Nick Cave reflects on an industry built on musicians “stealing”
As Nick Cave again takes to his keyboard to share another response for his Red Hand Files, the Aussie singer was this time reflecting on an industry built on the back of “stealing” each other’s work.
Cave, who recently shared a brilliant cover of T. Rex’s ‘Cosmic Dancer’, was asked about Rising Signs’ claim that a song by Cave and Warren Ellis project Grinderman was incredibly similar to theirs. The singer handles the question with typical grace and honesty.
The song in question, ‘Palaces of Montezuma’ saw Rising Signs make the claim that Cave and Grinderman had perhaps stolen some moments from their song ‘Grey Man’ and whether or not truly “original music” can even be written.
After hearing the claim Vave admitted to semi-confronting his friend and collaborator Warren Ellis. “So, I phoned Warren, who is in lockdown in his studio in Paris, and asked him outright —
“Did you steal ‘Palaces of Montezuma’ from Rising Signs?”
“Fuck, no!” he says, “I stole it from The Laughing Clowns.”

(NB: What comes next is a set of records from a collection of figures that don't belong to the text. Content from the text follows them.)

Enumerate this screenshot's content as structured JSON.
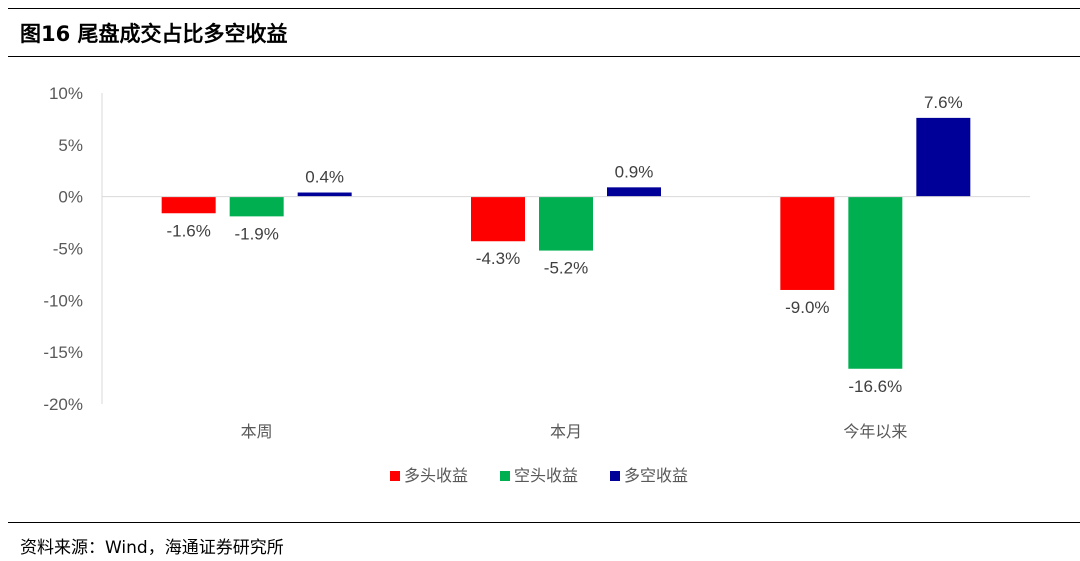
{
  "header": {
    "title": "图16 尾盘成交占比多空收益"
  },
  "footer": {
    "source": "资料来源：Wind，海通证券研究所"
  },
  "chart_data": {
    "type": "bar",
    "title": "",
    "xlabel": "",
    "ylabel": "",
    "categories": [
      "本周",
      "本月",
      "今年以来"
    ],
    "series": [
      {
        "name": "多头收益",
        "color": "#ff0000",
        "values": [
          -1.6,
          -4.3,
          -9.0
        ],
        "labels": [
          "-1.6%",
          "-4.3%",
          "-9.0%"
        ]
      },
      {
        "name": "空头收益",
        "color": "#00b050",
        "values": [
          -1.9,
          -5.2,
          -16.6
        ],
        "labels": [
          "-1.9%",
          "-5.2%",
          "-16.6%"
        ]
      },
      {
        "name": "多空收益",
        "color": "#000099",
        "values": [
          0.4,
          0.9,
          7.6
        ],
        "labels": [
          "0.4%",
          "0.9%",
          "7.6%"
        ]
      }
    ],
    "ylim": [
      -20,
      10
    ],
    "yticks": [
      10,
      5,
      0,
      -5,
      -10,
      -15,
      -20
    ],
    "ytick_labels": [
      "10%",
      "5%",
      "0%",
      "-5%",
      "-10%",
      "-15%",
      "-20%"
    ],
    "grid": false,
    "legend_position": "bottom"
  }
}
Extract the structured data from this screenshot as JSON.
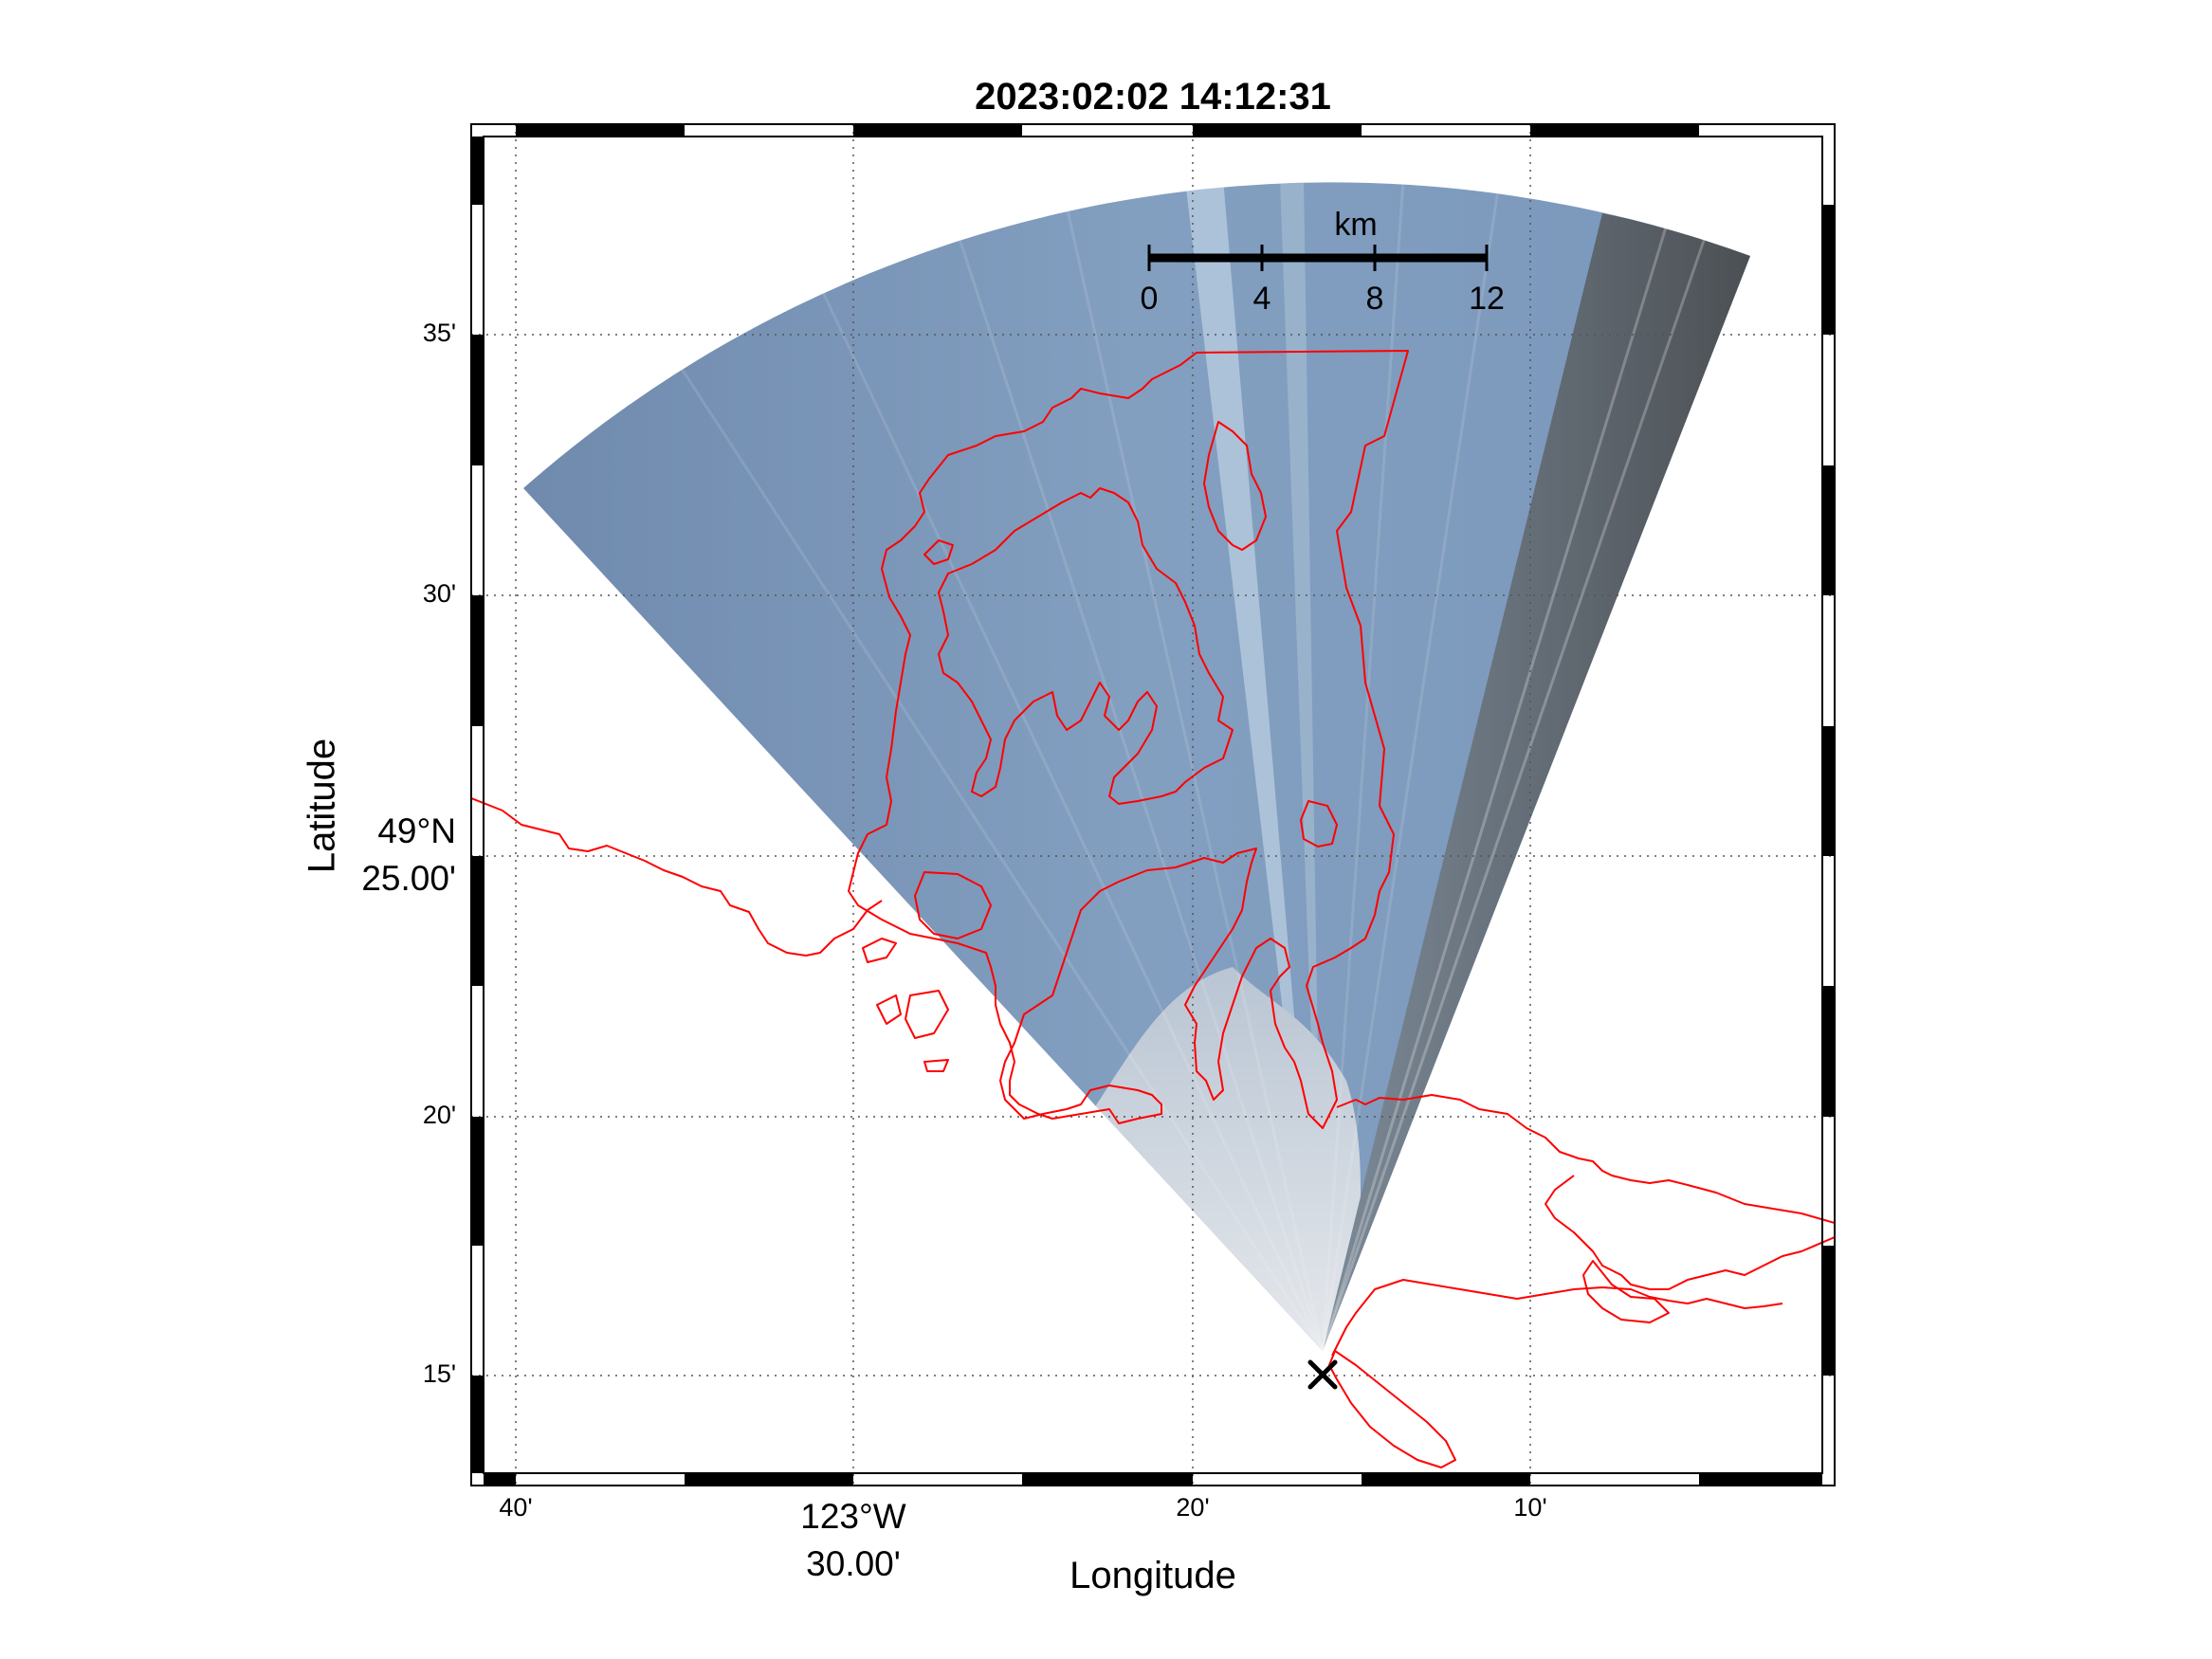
{
  "title": "2023:02:02 14:12:31",
  "x_axis": {
    "label": "Longitude",
    "ticks": [
      {
        "value": -123.6667,
        "label": "40'"
      },
      {
        "value": -123.3333,
        "label": "20'"
      },
      {
        "value": -123.1667,
        "label": "10'"
      }
    ],
    "major_label": {
      "value": -123.5,
      "line1": "123°W",
      "line2": "30.00'"
    }
  },
  "y_axis": {
    "label": "Latitude",
    "ticks": [
      {
        "value": 49.5833,
        "label": "35'"
      },
      {
        "value": 49.5,
        "label": "30'"
      },
      {
        "value": 49.3333,
        "label": "20'"
      },
      {
        "value": 49.25,
        "label": "15'"
      }
    ],
    "major_label": {
      "value": 49.4167,
      "line1": "49°N",
      "line2": "25.00'"
    }
  },
  "scale_bar": {
    "unit": "km",
    "ticks": [
      "0",
      "4",
      "8",
      "12"
    ]
  },
  "station_marker": {
    "symbol": "✕",
    "lon": -123.27,
    "lat": 49.25
  },
  "colors": {
    "coastline": "#ff0000",
    "sky_blue": "#7f9cbe",
    "cloud_white": "#d8dde3",
    "gray_band": "#5a5f63",
    "frame": "#000000",
    "grid": "#555555"
  },
  "layers": {
    "coastline": "red outline",
    "sky_image": "wedge-shaped camera projection",
    "grid": "dotted"
  }
}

Cave continued, “The great beauty of contemporary music, and what gives it its edge and vitality, is its devil-may-care attitude toward appropriation — everybody is grabbing stuff from everybody else, all the time,” Cave wrote. “It’s a feeding frenzy of borrowed ideas that goes toward the advancement of rock music — the great artistic experiment of our era.”
“Plagiarism is an ugly word for what, in rock and roll, is a natural and necessary — even admirable — tendency, and that is to steal.” Cave’s words are erudite and succinct, “Theft is the engine of progress, and should be encouraged, even celebrated, provided the stolen idea has been advanced in some way.”
Cave, however, did offer “a word of caution, if you steal an idea and demean or diminish it, you are committing a dire crime for which you will pay a terrible price — whatever talents you may have will, in time, abandon you. If you steal, you must honour the action, further the idea, or be damned.”